The threat actors behind the BlackCat ransomware have come up with an improved variant that prioritizes speed and stealth in an attempt to cross the security fence and reach their goals.
New version, dubbed Sphinx and announced in February 2023, packing “a number of updated capabilities that strengthen the group’s efforts to evade detection,” IBM Security X-Force said in a new analysis.
BlackCat, also called ALPHV and Noberus, is the first Rust language-based ransomware strain seen in the wild. Active since November 2021, he has emerged as a formidable ransomware actor, victim more than 350 targets as of May 2023.

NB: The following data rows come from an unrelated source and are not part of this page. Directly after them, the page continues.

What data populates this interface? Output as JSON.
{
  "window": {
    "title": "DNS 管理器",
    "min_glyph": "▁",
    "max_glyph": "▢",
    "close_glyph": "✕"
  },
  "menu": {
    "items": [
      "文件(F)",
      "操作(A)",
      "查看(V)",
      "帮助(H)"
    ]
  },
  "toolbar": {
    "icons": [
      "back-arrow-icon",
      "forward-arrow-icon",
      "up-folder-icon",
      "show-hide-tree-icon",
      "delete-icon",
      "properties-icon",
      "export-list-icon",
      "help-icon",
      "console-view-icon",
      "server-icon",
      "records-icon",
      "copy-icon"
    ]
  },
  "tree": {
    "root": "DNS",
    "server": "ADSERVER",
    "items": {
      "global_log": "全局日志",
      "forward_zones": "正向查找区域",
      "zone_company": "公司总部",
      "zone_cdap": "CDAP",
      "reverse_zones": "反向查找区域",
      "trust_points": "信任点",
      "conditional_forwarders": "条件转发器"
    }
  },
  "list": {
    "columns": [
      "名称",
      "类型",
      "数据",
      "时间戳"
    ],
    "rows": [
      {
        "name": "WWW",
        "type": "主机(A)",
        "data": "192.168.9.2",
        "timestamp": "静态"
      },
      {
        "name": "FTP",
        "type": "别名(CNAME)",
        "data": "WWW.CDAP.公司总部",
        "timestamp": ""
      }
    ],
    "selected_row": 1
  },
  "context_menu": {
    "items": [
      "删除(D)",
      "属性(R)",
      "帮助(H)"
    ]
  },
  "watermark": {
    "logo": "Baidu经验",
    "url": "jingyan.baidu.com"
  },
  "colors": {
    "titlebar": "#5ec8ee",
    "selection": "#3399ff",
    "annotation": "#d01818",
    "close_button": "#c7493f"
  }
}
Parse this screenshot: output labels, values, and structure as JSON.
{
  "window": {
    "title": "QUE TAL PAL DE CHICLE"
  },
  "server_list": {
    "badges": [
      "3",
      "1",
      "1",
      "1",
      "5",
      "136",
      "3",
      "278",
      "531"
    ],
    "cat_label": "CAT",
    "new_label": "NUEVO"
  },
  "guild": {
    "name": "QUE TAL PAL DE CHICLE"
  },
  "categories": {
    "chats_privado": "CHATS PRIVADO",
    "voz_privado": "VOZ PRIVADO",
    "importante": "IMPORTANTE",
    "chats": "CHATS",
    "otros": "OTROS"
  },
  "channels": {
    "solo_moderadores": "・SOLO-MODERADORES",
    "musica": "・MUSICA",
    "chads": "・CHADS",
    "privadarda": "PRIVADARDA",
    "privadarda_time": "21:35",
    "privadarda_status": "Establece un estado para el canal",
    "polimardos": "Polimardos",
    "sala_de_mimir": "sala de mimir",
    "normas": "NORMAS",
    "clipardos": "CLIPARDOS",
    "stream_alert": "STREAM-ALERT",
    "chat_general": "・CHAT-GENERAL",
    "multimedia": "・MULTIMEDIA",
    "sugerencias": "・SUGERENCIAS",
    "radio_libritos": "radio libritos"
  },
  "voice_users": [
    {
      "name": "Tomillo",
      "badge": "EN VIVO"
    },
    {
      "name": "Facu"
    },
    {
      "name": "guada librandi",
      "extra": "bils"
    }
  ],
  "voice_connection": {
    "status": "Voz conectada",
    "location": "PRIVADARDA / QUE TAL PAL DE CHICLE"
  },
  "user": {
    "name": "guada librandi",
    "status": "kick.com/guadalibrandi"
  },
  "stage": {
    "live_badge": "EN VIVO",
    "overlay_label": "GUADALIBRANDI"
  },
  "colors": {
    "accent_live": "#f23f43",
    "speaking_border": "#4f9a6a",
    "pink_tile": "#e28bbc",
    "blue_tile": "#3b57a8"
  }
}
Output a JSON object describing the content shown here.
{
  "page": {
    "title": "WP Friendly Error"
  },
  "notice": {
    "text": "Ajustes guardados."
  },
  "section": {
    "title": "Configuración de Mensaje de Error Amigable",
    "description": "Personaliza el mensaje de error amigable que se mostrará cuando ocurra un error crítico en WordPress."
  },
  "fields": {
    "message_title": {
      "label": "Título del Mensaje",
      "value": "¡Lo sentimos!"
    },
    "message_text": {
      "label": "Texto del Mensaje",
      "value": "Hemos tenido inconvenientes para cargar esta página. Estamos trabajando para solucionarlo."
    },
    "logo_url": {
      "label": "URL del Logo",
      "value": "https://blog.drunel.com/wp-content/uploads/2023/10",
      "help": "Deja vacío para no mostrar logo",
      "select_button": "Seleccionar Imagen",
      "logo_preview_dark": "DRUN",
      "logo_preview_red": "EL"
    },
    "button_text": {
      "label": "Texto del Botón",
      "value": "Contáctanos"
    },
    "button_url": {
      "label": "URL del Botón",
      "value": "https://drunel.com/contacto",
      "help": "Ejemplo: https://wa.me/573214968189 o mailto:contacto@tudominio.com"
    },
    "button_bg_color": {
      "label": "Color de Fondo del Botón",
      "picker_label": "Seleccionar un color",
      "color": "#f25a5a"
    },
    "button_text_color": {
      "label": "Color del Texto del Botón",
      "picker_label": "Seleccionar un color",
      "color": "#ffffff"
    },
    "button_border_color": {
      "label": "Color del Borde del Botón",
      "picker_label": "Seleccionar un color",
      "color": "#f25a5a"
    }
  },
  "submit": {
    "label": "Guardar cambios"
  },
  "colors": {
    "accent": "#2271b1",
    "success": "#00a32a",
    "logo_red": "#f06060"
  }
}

The group, like other ransomware-as-a-service (RaaS) offerings, is known to operate multiple blackmail schemes, using specialized data exfiltration tools such as ExMatter to siphoning sensitive data before encryption.
Initial access to a targeted network is typically obtained through a network of attackers called initial access brokers (IAB), which use ready-made information-stealing malware to retrieve legitimate credentials.
BlackCat has also been observed sharing overlap with the now-defunct BlackMatter ransomware family, according to Cisco Talos and Kaspersky.
These findings provide a window into the ever-evolving cybercrime ecosystem where threat actors are leveraging their tools and trades to increase the likelihood of successful compromises, not to mention thwart detection and evade analysis.
Specifically, the Sphynx version of BlackCat combines garbage code and encrypted strings, while also reworking command line arguments passed to the binary.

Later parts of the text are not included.